Since you don't need to activate it, active dry yeast is the most suitable choice when you want to save some time. So, why not try these homemade breakfast cherry rolls, the lovely almond marshmallow hedgehog white bread, or this delicious fig walnut bread!
Instant Yeast is finer than active dry yeast. As a yeast that dissolves and activates faster (so it is said to be "ready to eat"), it is almost the same as active dry yeast. Sometimes referred to as "baker's yeast" or "quick-fermenting yeast".
Sometimes you will find that they also contain additional enzymes to make the dough expand faster-that is, when a recipe requires you to ferment the dough twice, if you use instant yeast, then only ferment once is enough. Knead the dough directly into a bread shape. Like active dry yeast, you should add instant yeast directly to the dry ingredients without mixing it with water first.

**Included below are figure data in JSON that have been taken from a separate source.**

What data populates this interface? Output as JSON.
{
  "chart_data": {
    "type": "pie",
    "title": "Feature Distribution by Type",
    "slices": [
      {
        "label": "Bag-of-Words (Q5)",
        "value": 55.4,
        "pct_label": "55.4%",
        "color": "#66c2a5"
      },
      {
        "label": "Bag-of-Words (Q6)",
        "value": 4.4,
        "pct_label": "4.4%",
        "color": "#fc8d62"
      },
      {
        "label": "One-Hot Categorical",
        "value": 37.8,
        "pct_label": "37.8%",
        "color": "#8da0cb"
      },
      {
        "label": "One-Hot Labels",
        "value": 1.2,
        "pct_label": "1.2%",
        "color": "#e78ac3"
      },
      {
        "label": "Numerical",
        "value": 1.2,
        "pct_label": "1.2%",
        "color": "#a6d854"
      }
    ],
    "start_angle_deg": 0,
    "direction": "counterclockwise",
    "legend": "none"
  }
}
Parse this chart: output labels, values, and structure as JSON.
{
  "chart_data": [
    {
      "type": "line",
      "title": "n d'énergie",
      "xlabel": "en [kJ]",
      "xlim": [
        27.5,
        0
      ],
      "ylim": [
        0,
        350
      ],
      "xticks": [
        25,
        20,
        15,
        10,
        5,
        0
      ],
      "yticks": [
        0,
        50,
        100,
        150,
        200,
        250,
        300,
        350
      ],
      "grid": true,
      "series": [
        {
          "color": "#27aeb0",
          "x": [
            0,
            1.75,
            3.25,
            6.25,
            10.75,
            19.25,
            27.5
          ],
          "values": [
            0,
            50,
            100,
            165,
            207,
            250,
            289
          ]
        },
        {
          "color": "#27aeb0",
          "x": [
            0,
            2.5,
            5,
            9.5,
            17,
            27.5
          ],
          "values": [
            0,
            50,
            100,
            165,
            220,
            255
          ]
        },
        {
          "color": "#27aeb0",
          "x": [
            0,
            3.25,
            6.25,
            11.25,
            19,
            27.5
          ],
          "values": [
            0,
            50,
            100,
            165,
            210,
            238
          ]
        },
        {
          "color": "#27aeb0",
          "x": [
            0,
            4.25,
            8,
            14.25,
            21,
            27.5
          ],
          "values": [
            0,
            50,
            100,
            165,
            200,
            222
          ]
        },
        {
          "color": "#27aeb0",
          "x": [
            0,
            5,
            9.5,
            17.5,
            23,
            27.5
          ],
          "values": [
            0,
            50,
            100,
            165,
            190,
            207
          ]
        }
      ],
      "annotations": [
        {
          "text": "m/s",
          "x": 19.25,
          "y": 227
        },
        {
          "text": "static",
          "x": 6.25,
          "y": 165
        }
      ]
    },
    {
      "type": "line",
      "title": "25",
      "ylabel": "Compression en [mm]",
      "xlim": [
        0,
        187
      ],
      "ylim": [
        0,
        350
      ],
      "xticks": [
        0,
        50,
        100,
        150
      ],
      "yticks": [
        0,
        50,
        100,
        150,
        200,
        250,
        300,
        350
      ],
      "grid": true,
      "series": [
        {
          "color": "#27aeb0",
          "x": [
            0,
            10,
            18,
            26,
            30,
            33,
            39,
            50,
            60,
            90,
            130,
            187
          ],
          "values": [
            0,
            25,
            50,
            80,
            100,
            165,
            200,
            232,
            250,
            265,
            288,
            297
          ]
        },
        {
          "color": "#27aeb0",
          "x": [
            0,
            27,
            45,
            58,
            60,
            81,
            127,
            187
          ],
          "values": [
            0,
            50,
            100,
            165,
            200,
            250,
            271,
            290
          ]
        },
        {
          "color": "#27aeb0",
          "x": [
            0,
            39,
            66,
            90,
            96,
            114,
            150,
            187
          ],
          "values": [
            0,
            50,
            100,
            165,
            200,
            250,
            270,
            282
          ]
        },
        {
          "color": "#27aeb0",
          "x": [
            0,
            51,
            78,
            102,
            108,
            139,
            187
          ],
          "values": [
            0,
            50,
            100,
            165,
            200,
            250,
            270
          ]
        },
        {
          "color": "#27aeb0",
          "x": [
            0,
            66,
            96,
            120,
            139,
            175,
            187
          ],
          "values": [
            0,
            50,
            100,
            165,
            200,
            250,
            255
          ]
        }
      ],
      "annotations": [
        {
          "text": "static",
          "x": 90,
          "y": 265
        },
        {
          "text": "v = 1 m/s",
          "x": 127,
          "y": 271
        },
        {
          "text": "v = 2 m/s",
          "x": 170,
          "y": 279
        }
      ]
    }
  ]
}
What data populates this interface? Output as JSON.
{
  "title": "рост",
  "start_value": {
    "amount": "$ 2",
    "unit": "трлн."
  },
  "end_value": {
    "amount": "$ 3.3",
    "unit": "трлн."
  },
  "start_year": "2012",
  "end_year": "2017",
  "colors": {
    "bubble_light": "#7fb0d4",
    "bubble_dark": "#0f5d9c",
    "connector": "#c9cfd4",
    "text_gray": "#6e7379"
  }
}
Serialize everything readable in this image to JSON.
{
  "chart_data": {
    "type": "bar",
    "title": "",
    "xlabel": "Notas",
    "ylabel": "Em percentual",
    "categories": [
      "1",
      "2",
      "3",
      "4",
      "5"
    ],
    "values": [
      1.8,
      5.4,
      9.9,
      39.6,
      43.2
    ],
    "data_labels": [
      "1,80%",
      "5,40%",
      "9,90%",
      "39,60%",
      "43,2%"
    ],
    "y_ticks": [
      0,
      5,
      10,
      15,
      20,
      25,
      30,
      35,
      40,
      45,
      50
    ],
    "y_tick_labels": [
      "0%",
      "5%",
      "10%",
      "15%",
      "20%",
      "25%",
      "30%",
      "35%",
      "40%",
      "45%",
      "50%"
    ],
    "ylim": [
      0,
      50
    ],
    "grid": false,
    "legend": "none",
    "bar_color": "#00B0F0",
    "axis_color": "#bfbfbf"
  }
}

Can different yeasts be replaced with each other?
You may have discovered that there is no problem in substituting different types of yeast, because they all work in a similar way, but the packaging and form are different. If you want to replace it effectively, you only need to pay attention to the following items: Instant yeast and active dry yeast: Instant and active dry yeast can be used interchangeably. If a recipe requires instant yeast and you want to use active dry yeast instead, just make sure to give more time to the fermentation time required by the recipe. Fresh yeast and active dry yeast: When using fresh yeast instead of dry yeast in a recipe, use twice the amount required by the recipe, and vice versa. Don't forget, fresh yeast needs to be mixed with water first, and then added to the remaining ingredients. If you replace the dry yeast with fresh yeast, you can skip the mixing step and add it directly to the flour.